Derk-Jan Eppink est un hérétique. Membre conservateur du Parlement européen, il ne croit pas au principe de base de l’intégration européenne d’une union toujours plus proche entre les peuples d’Europe, tel qu’il est exprimé dans les traités depuis 1957.

Eppink, un Néerlandais occupant un siège pour un parti belge, est l’un des plus virulents détracteurs de ce principe. *“Tous ceux qui viennent ici sont censés soutenir cette vision", affirme-t-il. Ceux qui ne le font pas sont des non-croyants – des hérétiques – et sont traités comme des parias. "On nous regarde de travers dès qu’on ouvre la bouche. Les fédéralistes quittent la pièce ou commencent à se parler entre eux. On nous accorde moins de temps de parole. Daniel Cohn-Bendit [co-président du groupe des Verts au Parlement européen] dépasse souvent le temps qui lui est imparti, sans que personne n’intervienne. Si nous en faisons autant, le couperet tombe.”* La comparaison religieuse est à peine exagérée. Bruxelles est un autre monde, où beaucoup prêchent activement la bonne parole d’une Europe unie. Un monde où la mention de toute autre conviction – union purement économique ou, Dieu nous en préserve, aucune union – est proscrite car considérée comme l'expression d'un obscurantisme primitif.

La main de Dieu

C’est surtout le cas au Parlement européen, l’arène d’Eppink. La majorité de ses membres sont vraisemblablement plus europhiles que les membres de leur propre parti dans leur pays. Ils sont toujours favorables, jamais opposés, aux transferts de souveraineté. Actuellement, ils sont les premiers à réclamer la mise en place des euro-obligations pour résoudre la crise.

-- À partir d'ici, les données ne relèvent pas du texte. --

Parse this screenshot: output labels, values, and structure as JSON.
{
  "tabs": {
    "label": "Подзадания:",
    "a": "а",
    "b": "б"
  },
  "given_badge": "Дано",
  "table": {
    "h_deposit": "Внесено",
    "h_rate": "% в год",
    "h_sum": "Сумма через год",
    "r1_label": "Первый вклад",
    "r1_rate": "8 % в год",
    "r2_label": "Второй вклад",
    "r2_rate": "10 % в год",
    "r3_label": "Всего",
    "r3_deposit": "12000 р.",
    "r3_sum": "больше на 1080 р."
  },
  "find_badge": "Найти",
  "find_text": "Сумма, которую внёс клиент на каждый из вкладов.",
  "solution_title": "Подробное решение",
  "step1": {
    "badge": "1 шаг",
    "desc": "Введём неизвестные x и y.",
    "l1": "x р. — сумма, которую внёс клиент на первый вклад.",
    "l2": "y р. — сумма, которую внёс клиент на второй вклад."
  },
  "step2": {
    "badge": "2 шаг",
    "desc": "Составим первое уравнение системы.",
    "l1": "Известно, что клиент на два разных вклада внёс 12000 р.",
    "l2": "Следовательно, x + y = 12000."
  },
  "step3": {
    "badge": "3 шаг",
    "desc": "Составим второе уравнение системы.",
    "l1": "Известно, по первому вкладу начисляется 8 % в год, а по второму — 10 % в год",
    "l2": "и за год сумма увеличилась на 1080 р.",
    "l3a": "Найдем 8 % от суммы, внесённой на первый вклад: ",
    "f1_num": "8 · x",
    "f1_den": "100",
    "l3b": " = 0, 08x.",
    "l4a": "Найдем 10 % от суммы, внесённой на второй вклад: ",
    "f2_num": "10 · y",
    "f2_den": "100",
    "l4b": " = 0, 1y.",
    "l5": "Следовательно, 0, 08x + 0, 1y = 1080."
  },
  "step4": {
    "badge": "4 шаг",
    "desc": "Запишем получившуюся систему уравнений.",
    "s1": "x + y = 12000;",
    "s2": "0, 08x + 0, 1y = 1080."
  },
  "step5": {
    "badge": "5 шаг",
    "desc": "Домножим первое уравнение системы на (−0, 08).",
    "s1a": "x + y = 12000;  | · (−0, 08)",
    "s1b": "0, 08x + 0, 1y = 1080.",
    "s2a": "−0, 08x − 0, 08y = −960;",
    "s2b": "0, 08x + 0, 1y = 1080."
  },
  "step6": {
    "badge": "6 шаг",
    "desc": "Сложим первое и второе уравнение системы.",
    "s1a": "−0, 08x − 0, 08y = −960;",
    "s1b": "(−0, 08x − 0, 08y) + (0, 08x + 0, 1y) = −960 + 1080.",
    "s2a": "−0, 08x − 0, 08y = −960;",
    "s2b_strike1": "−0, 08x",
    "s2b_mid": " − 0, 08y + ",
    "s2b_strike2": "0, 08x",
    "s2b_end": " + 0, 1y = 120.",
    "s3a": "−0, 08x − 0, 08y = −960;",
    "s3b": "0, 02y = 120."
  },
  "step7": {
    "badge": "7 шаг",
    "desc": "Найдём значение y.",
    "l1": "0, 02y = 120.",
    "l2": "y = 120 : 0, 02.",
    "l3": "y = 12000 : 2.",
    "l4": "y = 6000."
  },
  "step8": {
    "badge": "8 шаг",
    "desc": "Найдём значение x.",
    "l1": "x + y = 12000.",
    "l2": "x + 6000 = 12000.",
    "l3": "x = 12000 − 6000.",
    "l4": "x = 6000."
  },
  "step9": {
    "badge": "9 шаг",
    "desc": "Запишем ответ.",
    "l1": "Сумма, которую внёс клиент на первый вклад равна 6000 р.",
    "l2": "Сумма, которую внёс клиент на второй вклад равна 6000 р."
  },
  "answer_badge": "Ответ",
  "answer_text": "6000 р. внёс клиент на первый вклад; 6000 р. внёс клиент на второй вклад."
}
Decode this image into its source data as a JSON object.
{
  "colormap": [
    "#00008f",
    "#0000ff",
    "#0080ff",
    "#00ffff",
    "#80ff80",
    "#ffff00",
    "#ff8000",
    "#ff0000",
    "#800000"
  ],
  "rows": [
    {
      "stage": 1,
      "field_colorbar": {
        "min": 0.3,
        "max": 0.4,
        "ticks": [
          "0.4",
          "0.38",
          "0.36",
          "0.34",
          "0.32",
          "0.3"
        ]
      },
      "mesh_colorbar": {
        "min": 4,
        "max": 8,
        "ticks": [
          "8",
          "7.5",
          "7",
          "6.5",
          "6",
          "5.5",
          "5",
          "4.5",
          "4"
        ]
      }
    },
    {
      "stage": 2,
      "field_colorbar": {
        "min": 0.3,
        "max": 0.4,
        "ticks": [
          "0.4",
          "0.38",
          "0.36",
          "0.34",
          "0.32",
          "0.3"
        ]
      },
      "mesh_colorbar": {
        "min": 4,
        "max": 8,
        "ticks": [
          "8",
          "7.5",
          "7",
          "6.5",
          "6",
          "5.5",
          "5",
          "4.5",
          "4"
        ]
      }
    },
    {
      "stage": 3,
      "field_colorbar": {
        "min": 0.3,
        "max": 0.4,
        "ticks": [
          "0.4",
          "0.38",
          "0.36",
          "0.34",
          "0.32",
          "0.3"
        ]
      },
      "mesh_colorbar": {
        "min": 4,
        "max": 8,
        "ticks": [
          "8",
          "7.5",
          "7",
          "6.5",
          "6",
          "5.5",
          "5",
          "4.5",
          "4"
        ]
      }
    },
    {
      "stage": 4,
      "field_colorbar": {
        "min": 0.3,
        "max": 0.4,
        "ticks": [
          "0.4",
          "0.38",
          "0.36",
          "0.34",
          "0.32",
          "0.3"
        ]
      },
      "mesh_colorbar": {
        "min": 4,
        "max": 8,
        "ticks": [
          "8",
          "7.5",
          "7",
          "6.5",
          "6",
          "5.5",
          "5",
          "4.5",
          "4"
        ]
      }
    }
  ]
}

Cela s’explique incontestablement par le fait que les plus europhiles d’entre eux ont tendance à venir à Bruxelles. En outre, les moins europhiles ont également tendance à se convertir avec le temps. Ils adoptent les coutumes locales, selon les termes d’un haut fonctionnaire. D’après Eppink, Bruxelles vous change, comme si vous aviez été touché par la main de Dieu.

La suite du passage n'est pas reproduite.